A CARA plan should address the mother's (and potentially the other primary caregivers) need for treatment for substance use and mental disorders and services and supports that strengthen the parents' capacity to nurture and care for the infant and to ensure the infant's continued safety and well-being. At a minimum the CARA plan should include referrals for the mother's health, including and postpartum care; substance abuse treatment; mental health; and parenting support.
Monitoring Plans of Safe Care
Citation: Rev. Stat. § 432B.260(7); DCFS Pol. Man. § 0519
If an agency that provides child welfare services enters into an agreement with a person to provide services to a child or the family of the child, the agency shall require the person to notify the agency if the child or the family refuses or fails to participate in the services or if the person determines that there is a serious risk to the health or safety of the child.

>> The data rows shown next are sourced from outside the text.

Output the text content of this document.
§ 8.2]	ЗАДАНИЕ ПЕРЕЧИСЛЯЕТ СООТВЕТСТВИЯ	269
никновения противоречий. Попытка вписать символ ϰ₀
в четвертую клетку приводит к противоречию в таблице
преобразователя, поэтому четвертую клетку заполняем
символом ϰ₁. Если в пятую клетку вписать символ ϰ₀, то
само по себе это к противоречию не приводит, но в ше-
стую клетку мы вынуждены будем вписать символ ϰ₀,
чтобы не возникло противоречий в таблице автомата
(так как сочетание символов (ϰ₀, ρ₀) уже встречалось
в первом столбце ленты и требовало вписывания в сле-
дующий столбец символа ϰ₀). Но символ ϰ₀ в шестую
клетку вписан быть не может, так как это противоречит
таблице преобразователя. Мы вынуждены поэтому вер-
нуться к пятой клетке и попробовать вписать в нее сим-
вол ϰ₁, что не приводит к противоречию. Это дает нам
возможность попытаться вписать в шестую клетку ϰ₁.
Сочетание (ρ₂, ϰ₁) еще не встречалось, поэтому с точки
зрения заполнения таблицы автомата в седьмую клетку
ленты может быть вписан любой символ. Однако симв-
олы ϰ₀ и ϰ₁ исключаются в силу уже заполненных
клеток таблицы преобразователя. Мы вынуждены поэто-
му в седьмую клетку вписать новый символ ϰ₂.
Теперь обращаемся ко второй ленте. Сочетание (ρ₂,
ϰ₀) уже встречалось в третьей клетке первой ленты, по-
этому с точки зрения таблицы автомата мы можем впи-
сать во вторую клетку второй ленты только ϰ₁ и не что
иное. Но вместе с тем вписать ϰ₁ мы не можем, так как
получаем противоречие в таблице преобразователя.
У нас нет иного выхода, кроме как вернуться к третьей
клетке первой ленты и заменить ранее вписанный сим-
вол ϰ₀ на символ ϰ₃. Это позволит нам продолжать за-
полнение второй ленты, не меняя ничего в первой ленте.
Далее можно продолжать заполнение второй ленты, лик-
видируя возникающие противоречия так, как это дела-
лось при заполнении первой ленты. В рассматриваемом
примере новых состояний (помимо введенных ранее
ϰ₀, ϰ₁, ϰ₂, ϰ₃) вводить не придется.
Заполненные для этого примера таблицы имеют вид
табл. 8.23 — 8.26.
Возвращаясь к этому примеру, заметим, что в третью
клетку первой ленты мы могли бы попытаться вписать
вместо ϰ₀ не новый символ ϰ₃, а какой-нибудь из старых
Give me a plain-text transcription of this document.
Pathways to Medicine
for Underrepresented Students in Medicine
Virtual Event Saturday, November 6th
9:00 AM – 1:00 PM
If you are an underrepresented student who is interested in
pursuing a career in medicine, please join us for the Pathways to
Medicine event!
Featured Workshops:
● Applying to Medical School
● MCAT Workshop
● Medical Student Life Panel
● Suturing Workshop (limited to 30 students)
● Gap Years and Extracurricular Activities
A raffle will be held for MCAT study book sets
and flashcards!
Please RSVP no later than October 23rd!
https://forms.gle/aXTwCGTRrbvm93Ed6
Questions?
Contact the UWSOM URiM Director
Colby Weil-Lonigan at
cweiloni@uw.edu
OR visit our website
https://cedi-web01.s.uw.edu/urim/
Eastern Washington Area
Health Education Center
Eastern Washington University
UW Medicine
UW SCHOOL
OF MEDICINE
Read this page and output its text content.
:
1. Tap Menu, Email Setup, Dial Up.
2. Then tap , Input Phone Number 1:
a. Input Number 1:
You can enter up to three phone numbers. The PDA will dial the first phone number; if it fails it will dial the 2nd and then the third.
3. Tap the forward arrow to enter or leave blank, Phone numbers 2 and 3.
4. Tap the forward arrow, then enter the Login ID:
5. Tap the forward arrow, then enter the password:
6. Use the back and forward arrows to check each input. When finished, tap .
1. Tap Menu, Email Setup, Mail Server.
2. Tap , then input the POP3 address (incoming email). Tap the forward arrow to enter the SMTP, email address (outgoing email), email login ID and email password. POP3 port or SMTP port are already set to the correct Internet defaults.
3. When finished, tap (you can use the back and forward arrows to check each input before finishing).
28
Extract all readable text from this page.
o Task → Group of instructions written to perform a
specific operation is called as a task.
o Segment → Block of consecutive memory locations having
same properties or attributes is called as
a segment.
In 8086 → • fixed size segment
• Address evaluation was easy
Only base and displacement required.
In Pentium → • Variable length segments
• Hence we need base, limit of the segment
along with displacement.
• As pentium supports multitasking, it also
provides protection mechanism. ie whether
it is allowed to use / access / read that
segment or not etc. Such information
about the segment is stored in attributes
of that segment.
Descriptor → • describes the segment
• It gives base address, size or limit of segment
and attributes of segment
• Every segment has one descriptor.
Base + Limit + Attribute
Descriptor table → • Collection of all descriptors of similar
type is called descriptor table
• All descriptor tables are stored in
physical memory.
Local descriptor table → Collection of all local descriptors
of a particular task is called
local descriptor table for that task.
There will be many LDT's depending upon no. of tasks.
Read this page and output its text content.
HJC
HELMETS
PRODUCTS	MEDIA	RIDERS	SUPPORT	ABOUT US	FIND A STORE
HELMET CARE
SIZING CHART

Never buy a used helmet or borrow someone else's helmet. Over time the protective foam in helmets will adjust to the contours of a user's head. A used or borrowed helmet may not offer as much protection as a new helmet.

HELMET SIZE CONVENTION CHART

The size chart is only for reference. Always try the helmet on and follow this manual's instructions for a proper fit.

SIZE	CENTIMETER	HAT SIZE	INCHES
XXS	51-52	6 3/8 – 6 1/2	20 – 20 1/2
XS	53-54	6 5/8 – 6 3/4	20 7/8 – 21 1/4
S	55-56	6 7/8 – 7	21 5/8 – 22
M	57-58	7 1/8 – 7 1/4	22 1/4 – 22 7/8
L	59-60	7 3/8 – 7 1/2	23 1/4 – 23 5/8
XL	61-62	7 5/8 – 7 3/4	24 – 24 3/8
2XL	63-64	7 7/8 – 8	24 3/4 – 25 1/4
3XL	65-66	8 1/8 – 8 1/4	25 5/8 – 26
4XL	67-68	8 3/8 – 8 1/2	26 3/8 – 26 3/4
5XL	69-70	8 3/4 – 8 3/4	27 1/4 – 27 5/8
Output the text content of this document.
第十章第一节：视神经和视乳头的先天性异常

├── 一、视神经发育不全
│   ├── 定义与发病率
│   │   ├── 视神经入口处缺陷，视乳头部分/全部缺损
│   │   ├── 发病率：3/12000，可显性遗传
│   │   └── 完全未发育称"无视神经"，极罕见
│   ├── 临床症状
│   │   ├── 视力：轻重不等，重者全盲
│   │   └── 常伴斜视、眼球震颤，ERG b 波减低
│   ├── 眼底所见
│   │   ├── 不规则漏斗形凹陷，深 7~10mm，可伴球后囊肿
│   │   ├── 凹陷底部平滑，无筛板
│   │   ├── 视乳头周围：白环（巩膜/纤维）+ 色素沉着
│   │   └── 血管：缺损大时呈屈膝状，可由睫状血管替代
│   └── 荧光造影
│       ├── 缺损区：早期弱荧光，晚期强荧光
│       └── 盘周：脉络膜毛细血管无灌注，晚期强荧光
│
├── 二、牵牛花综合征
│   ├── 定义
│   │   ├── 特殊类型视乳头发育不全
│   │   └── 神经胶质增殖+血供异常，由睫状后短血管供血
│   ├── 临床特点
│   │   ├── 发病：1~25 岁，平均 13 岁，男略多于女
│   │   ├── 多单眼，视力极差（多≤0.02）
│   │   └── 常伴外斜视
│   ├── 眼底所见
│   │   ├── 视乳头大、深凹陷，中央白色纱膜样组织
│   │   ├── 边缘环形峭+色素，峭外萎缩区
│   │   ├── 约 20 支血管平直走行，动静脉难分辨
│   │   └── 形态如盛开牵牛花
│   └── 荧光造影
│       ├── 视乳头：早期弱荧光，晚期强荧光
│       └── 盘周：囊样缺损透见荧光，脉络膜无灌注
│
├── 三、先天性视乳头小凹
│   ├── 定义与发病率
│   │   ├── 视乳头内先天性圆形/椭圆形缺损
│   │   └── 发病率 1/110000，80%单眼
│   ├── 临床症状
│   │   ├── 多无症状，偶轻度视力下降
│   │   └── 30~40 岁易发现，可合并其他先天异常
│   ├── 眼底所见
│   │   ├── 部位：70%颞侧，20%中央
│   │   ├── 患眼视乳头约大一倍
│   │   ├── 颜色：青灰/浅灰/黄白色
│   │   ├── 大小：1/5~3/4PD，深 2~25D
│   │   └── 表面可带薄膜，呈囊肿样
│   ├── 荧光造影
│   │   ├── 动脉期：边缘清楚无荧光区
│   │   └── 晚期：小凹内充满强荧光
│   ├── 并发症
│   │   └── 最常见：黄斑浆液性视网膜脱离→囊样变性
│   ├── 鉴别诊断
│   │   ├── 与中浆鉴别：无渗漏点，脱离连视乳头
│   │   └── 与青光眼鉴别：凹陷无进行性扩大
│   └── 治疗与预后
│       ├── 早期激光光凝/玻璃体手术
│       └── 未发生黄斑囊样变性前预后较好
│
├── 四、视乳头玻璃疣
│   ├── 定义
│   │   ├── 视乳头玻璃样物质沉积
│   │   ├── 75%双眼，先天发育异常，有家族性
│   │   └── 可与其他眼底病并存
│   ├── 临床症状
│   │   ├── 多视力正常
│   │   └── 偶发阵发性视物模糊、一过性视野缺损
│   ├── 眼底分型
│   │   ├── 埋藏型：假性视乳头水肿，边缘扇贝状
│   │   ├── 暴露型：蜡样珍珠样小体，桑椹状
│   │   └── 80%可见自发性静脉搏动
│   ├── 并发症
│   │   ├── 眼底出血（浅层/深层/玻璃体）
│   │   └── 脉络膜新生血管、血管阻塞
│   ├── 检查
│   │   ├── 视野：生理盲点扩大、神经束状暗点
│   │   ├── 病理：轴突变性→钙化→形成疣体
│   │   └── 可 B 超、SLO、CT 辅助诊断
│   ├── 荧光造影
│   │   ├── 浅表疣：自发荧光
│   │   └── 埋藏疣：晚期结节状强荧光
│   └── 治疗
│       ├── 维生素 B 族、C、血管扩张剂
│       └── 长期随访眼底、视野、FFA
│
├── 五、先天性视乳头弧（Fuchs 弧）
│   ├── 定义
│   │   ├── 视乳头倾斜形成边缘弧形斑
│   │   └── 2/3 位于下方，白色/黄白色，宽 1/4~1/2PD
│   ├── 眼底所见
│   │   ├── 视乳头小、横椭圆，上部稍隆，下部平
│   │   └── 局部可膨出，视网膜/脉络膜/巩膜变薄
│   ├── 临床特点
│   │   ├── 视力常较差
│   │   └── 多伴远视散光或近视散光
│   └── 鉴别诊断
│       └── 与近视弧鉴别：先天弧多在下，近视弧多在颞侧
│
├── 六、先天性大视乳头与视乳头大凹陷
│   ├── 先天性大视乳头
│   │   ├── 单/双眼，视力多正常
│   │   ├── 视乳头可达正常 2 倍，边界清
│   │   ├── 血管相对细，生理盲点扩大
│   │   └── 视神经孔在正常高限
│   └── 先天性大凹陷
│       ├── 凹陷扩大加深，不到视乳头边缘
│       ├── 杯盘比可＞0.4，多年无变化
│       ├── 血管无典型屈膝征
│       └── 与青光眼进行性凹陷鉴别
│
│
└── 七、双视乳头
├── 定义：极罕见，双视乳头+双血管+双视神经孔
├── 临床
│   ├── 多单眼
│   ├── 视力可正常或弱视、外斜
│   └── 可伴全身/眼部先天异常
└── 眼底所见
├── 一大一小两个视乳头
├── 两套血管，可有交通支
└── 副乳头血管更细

In policy: Families with open child welfare cases will have the CARA plan incorporated into the family's case plan to address the infant's and caregiver's ongoing substance use treatment, medical, developmental, social, and emotional needs at the time the initial case plan is completed or within 30 calendar days of receipt when there is an existing case plan in place. The caseworker shall clearly identify and document the effect(s) of the substance abuse, withdrawal symptoms, and/or fetal alcohol spectrum disorder, as well as the specific action steps necessary to assist maintaining children in their homes or, if appropriate, to promote family reunification. The infant and caregiver's needs and services should be documented in the case plan outcomes.